Stack Configuration

The Reusable Stack pattern lets you create multiple instances of the same infrastructure from one codebase - but instances inevitably differ. A development cluster runs two worker nodes; production runs twenty. Simply copying or branching the code for each environment is the Snowflakes as Code antipattern: it creates a sprawling, unmaintainable mess. Proper stack configuration keeps instances consistent while accommodating necessary variation.

Stack Parameter Principles

Before choosing a configuration pattern, understand what stack parameters are actually for:

Unique identifiers - even when instances barely differ in behaviour, they need distinct resource names. Hardcoding id: appserver fails the moment you try to deploy a second instance. Pass an environment parameter and use it everywhere: id: appserver-${environment}, subnet_id: appserver-subnet-${environment}.
Behavioural variation - values like min_workers and max_workers let the same code produce a small-footprint dev cluster and a scaled-out production cluster without any conditional logic.

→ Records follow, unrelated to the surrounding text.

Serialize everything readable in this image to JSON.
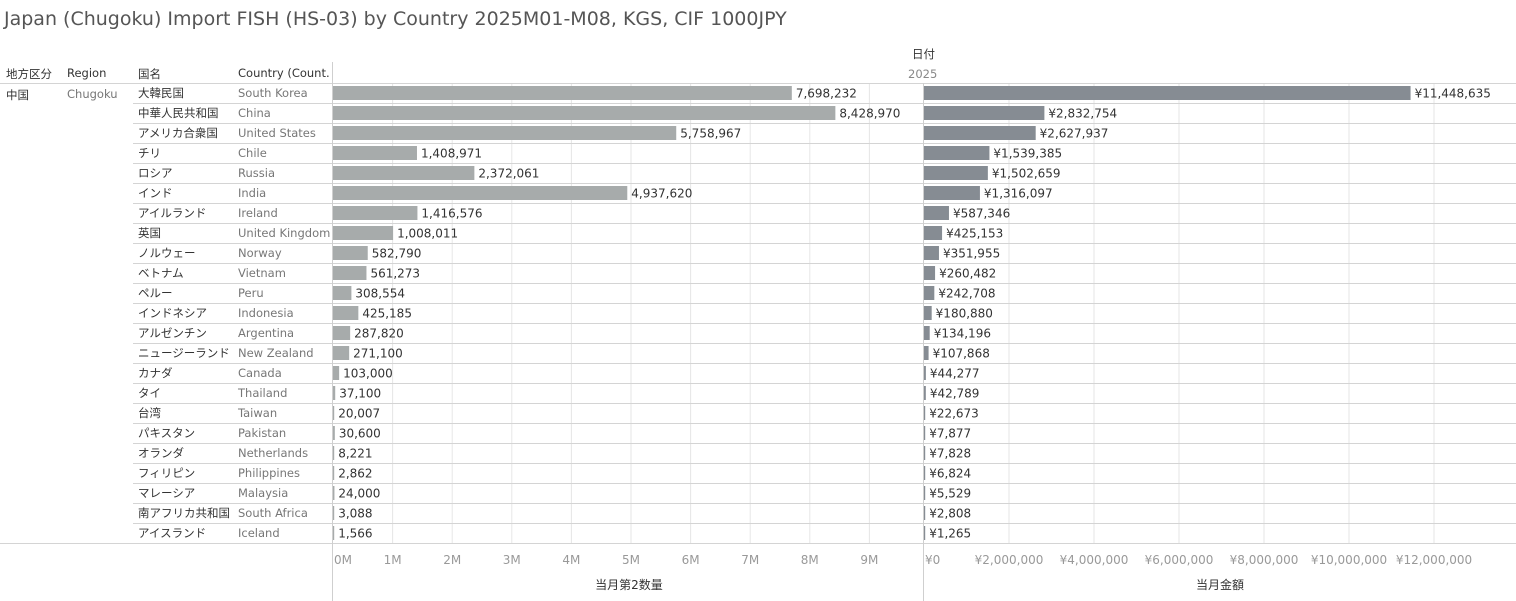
{
  "title": "Japan (Chugoku) Import FISH (HS-03) by Country 2025M01-M08, KGS, CIF 1000JPY",
  "headers": {
    "area_jp": "地方区分",
    "region": "Region",
    "country_jp": "国名",
    "country_en": "Country (Count..",
    "date": "日付",
    "year": "2025"
  },
  "row_group": {
    "area_jp": "中国",
    "region": "Chugoku"
  },
  "colors": {
    "qty_bar": "#a7abab",
    "value_bar": "#868c93",
    "grid": "#e6e6e6",
    "row_line": "#d4d4d4"
  },
  "chart_data": {
    "type": "bar",
    "orientation": "horizontal",
    "categories_jp": [
      "大韓民国",
      "中華人民共和国",
      "アメリカ合衆国",
      "チリ",
      "ロシア",
      "インド",
      "アイルランド",
      "英国",
      "ノルウェー",
      "ベトナム",
      "ペルー",
      "インドネシア",
      "アルゼンチン",
      "ニュージーランド",
      "カナダ",
      "タイ",
      "台湾",
      "パキスタン",
      "オランダ",
      "フィリピン",
      "マレーシア",
      "南アフリカ共和国",
      "アイスランド"
    ],
    "categories": [
      "South Korea",
      "China",
      "United States",
      "Chile",
      "Russia",
      "India",
      "Ireland",
      "United Kingdom",
      "Norway",
      "Vietnam",
      "Peru",
      "Indonesia",
      "Argentina",
      "New Zealand",
      "Canada",
      "Thailand",
      "Taiwan",
      "Pakistan",
      "Netherlands",
      "Philippines",
      "Malaysia",
      "South Africa",
      "Iceland"
    ],
    "series": [
      {
        "name": "当月第2数量",
        "xlabel": "当月第2数量",
        "xlim": [
          0,
          9500000
        ],
        "ticks": [
          0,
          1000000,
          2000000,
          3000000,
          4000000,
          5000000,
          6000000,
          7000000,
          8000000,
          9000000
        ],
        "tick_labels": [
          "0M",
          "1M",
          "2M",
          "3M",
          "4M",
          "5M",
          "6M",
          "7M",
          "8M",
          "9M"
        ],
        "values": [
          7698232,
          8428970,
          5758967,
          1408971,
          2372061,
          4937620,
          1416576,
          1008011,
          582790,
          561273,
          308554,
          425185,
          287820,
          271100,
          103000,
          37100,
          20007,
          30600,
          8221,
          2862,
          24000,
          3088,
          1566
        ],
        "value_labels": [
          "7,698,232",
          "8,428,970",
          "5,758,967",
          "1,408,971",
          "2,372,061",
          "4,937,620",
          "1,416,576",
          "1,008,011",
          "582,790",
          "561,273",
          "308,554",
          "425,185",
          "287,820",
          "271,100",
          "103,000",
          "37,100",
          "20,007",
          "30,600",
          "8,221",
          "2,862",
          "24,000",
          "3,088",
          "1,566"
        ]
      },
      {
        "name": "当月金額",
        "xlabel": "当月金額",
        "xlim": [
          0,
          13500000
        ],
        "ticks": [
          0,
          2000000,
          4000000,
          6000000,
          8000000,
          10000000,
          12000000
        ],
        "tick_labels": [
          "¥0",
          "¥2,000,000",
          "¥4,000,000",
          "¥6,000,000",
          "¥8,000,000",
          "¥10,000,000",
          "¥12,000,000"
        ],
        "values": [
          11448635,
          2832754,
          2627937,
          1539385,
          1502659,
          1316097,
          587346,
          425153,
          351955,
          260482,
          242708,
          180880,
          134196,
          107868,
          44277,
          42789,
          22673,
          7877,
          7828,
          6824,
          5529,
          2808,
          1265
        ],
        "value_labels": [
          "¥11,448,635",
          "¥2,832,754",
          "¥2,627,937",
          "¥1,539,385",
          "¥1,502,659",
          "¥1,316,097",
          "¥587,346",
          "¥425,153",
          "¥351,955",
          "¥260,482",
          "¥242,708",
          "¥180,880",
          "¥134,196",
          "¥107,868",
          "¥44,277",
          "¥42,789",
          "¥22,673",
          "¥7,877",
          "¥7,828",
          "¥6,824",
          "¥5,529",
          "¥2,808",
          "¥1,265"
        ]
      }
    ]
  }
}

YAGNI - Keep Parameters Simple

Over-parameterization is as dangerous as no parameterization. Follow three rules:

Add parameters only when there is an immediate need - not because you might need them
Prefer primitive types - strings, numbers, lists, and key-value maps; avoid complex objects unless unavoidable
Never use a parameter to toggle major structural differences - a boolean that conditionally provisions an entire service means your stack is doing too much. Refactor into separate stack projects instead.

Stack Parameter Patterns

There are eight patterns for passing configuration values to stack instances. Each involves a trade-off between simplicity, safety, and flexibility.

1 · Configuration in Code (antipattern)

Instance-specific values are embedded directly in the stack code using conditionals keyed on the environment name.

# Don't do this
cluster_size = var.environment == "prod" ? "large" : "small"

Why it fails: The stack code now knows where it will be deployed - a violation of the principle of least knowledge. Every configuration change requires modifying and retesting shared code, slowing delivery. Environment names are also not testable units.

Better alternative: Base variation on specific outcomes, not environment names:

# Testable without tying to a specific environment name
cluster_size = var.cluster_size   # caller passes "S", "M", or "L"

2 · Manual Stack Parameters

Values are typed directly on the command line at run time:

terraform apply -var 'min_workers=2' -var 'environment=prod'

Best for: Learning and experimenting.
Avoid in production: Highly prone to human error. A mistyped value or forgotten parameter can silently break critical infrastructure.

3 · Stack Environment Variables

The infrastructure tool reads values from the host environment at execution time.

# Terraform convention
export TF_VAR_min_workers=2
terraform apply

Best for: Developer workstations, where an engineer presets their personal environment once and runs stack commands repeatedly.
Avoid: Coupling stack code to the execution environment. Secrets placed in environment variables are visible to all processes on the same machine.

4 · Scripted Parameters

Parameter values for each instance are hardcoded into provisioning scripts. Implemented as a single script with conditional logic, or as per-environment scripts (dev.sh, prod.sh).

terraform apply \
  -var 'environment=dev' \
  -var 'min_workers=1' \
  -var 'max_workers=2'

Pros: Version-controlled, prevents manual typing errors, easy to diff.
Cons: Scripts grow complex over time. Per-environment scripts tempt engineers to add custom logic, eroding consistency.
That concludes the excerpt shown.